By applying reasonably attainable returns from the traditional optimization initiatives (sourcing consolidation, scheduling rationalization, working capital optimization, etc.) that were attained by PaperCo to PipeCo operations, the estimated size of opportunity for year 1 was a staggering 36% of reported operating cost at PipeCo. Simply put, this was money left on the table.

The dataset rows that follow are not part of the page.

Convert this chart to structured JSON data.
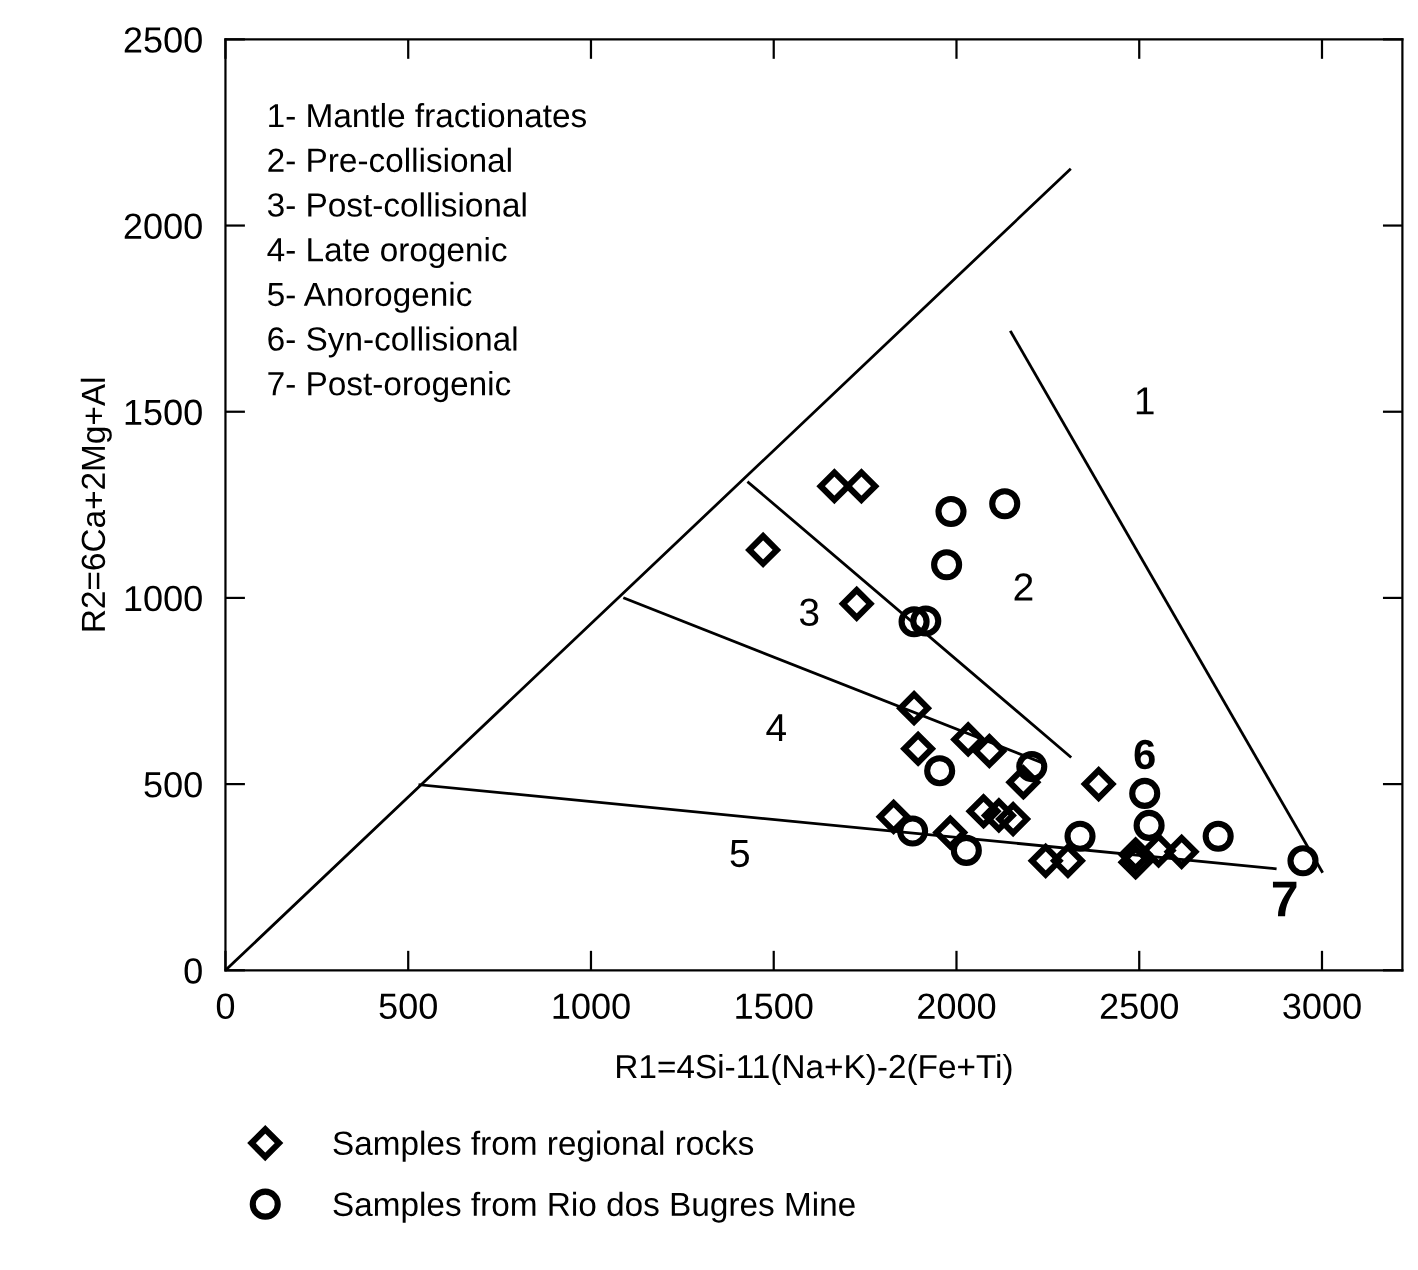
{
  "chart_data": {
    "type": "scatter",
    "xlabel": "R1=4Si-11(Na+K)-2(Fe+Ti)",
    "ylabel": "R2=6Ca+2Mg+Al",
    "xlim": [
      0,
      3220
    ],
    "ylim": [
      0,
      2500
    ],
    "xticks": [
      0,
      500,
      1000,
      1500,
      2000,
      2500,
      3000
    ],
    "yticks": [
      0,
      500,
      1000,
      1500,
      2000,
      2500
    ],
    "grid": false,
    "legend": "bottom",
    "series": [
      {
        "name": "Samples from regional rocks",
        "color": "#000000",
        "marker": "diamond",
        "x": [
          1666,
          1740,
          1471,
          1727,
          1884,
          1895,
          2032,
          2090,
          2183,
          2389,
          1828,
          2074,
          2116,
          2155,
          1983,
          2244,
          2305,
          2490,
          2490,
          2553,
          2616
        ],
        "values": [
          1300,
          1300,
          1129,
          984,
          704,
          595,
          620,
          589,
          505,
          500,
          412,
          427,
          416,
          406,
          370,
          294,
          294,
          311,
          290,
          322,
          318
        ]
      },
      {
        "name": "Samples from Rio dos Bugres Mine",
        "color": "#000000",
        "marker": "circle",
        "x": [
          1985,
          2132,
          1973,
          1884,
          1916,
          1954,
          2206,
          1880,
          2027,
          2338,
          2515,
          2527,
          2716,
          2948
        ],
        "values": [
          1232,
          1253,
          1089,
          936,
          938,
          536,
          547,
          374,
          322,
          360,
          475,
          389,
          360,
          294
        ]
      },
      {
        "type": "line",
        "color": "#000000",
        "x": [
          0,
          2310
        ],
        "values": [
          0,
          2150
        ]
      },
      {
        "type": "line",
        "color": "#000000",
        "x": [
          2149,
          3000
        ],
        "values": [
          1714,
          265
        ]
      },
      {
        "type": "line",
        "color": "#000000",
        "x": [
          1431,
          2311
        ],
        "values": [
          1310,
          574
        ]
      },
      {
        "type": "line",
        "color": "#000000",
        "x": [
          1092,
          2240
        ],
        "values": [
          999,
          555
        ]
      },
      {
        "type": "line",
        "color": "#000000",
        "x": [
          532,
          2872
        ],
        "values": [
          498,
          273
        ]
      }
    ],
    "annotations": [
      "1- Mantle fractionates",
      "2- Pre-collisional",
      "3- Post-collisional",
      "4- Late orogenic",
      "5- Anorogenic",
      "6- Syn-collisional",
      "7- Post-orogenic",
      "1",
      "2",
      "3",
      "4",
      "5",
      "6",
      "7"
    ]
  }
}
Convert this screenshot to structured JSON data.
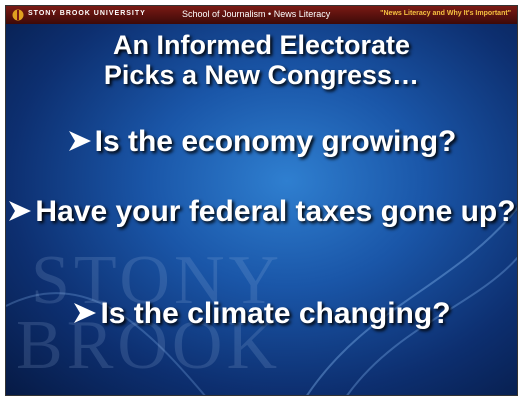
{
  "header": {
    "school": "STONY BROOK UNIVERSITY",
    "course": "School of Journalism • News Literacy",
    "lecture": "\"News Literacy and Why It's Important\""
  },
  "slide": {
    "title": [
      "An Informed Electorate",
      "Picks a New Congress…"
    ],
    "bullets": [
      "Is the economy growing?",
      "Have your federal taxes gone up?",
      "Is the climate changing?"
    ],
    "watermark": [
      "STONY",
      "BROOK"
    ]
  }
}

The good news is that in most cases, opportunities for efficiency improvement never cease to exist; so in essence, it’s never too late. Whether you are contemplating at the infancy stages or have already made strides, here are a few considerations as you gear up for greatness:

Do’s:

  • Institutionalize optimization policies as part of operational priorities and nominate sponsors from different areas of the business. Set up a program management office to evaluate, prioritize, plan, and track identified initiatives by using leading practices in program and project management. Be mindful of initiative interdependencies and interrelationships.
  • Deploy cross-functional hybrid teams of internal and external resources. The synopsis of those teams should clearly identify the external resources’ roles and responsibilities, have built-in mechanisms for skills transfer from external to internal resources, and, therefore, a well-defined and closely monitored timeframe to gradually transition full control to internal resources.
  • Design a synchronized and phased target-and-reward system with strategically aligned prioritization of opportunities. Priority should be given to high-impact areas to promote optimization mindset and facilitate leadership buy-in. Targets should be realistic and rewards should be linked to sponsors’ compensation on an exponential basis.
  • Leverage existing methodologies and techniques for efficient attainment. Lean Six Sigma and Agile methodologies are common and easily accessible optimization techniques.
  • Team up with experts that possess complementary skills to internal teams for effective and successful delivery. Selection criteria should emphasize needed skills over price, you can’t afford waste in the name of savings and value creation.
  • Be mindful of the associated cultural change elements. Promote programs as they truly are; opportunities rather than threats, and adopt culture changes that enable contribution and participation across the organization.
  • Leverage optimization programs as tools in the development of future leaders and change agents within the organization.

Don’ts:

  • Reinvent the wheel by overlooking existing methodologies and techniques that can help you achieve results efficiently.
  • Pay down the team selection process. Ensure internal sponsors and team members are selected based on the appropriate skill-set and motivation.
  • Overlook the anticipated workload. Take into account existing workload and be prepared to invest internal resources’ time while effectively managing impact on productivity.
  • Disregard initiative fatigue exposure. Adopt a reasonable roll-out strategy that factors in the learning curve and change management aspects and avoid setting aggressive targets upfront. Start by focusing on high-impact opportunities. Don’t embark on too many initiatives that will stretch your resources thin and command significant upfront investments.
  • Fail to motivate your team with both a tangible and intangible reward system. Incorporate performance measures that recognize and reward desired behavior. This is by far one of the most effective tools to institutionalize cultural change.

Regardless of the life cycle stage an organization might be in or the maturity phase an industry or market is in, improvement opportunities never cease to exist and, in many cases, don’t expire either. Strategically mature organizations excel in nourishing a culture of high appetite for efficiency improvement that maximizes shareholders’ value, improves competitive position, and strengthens organizational resilience.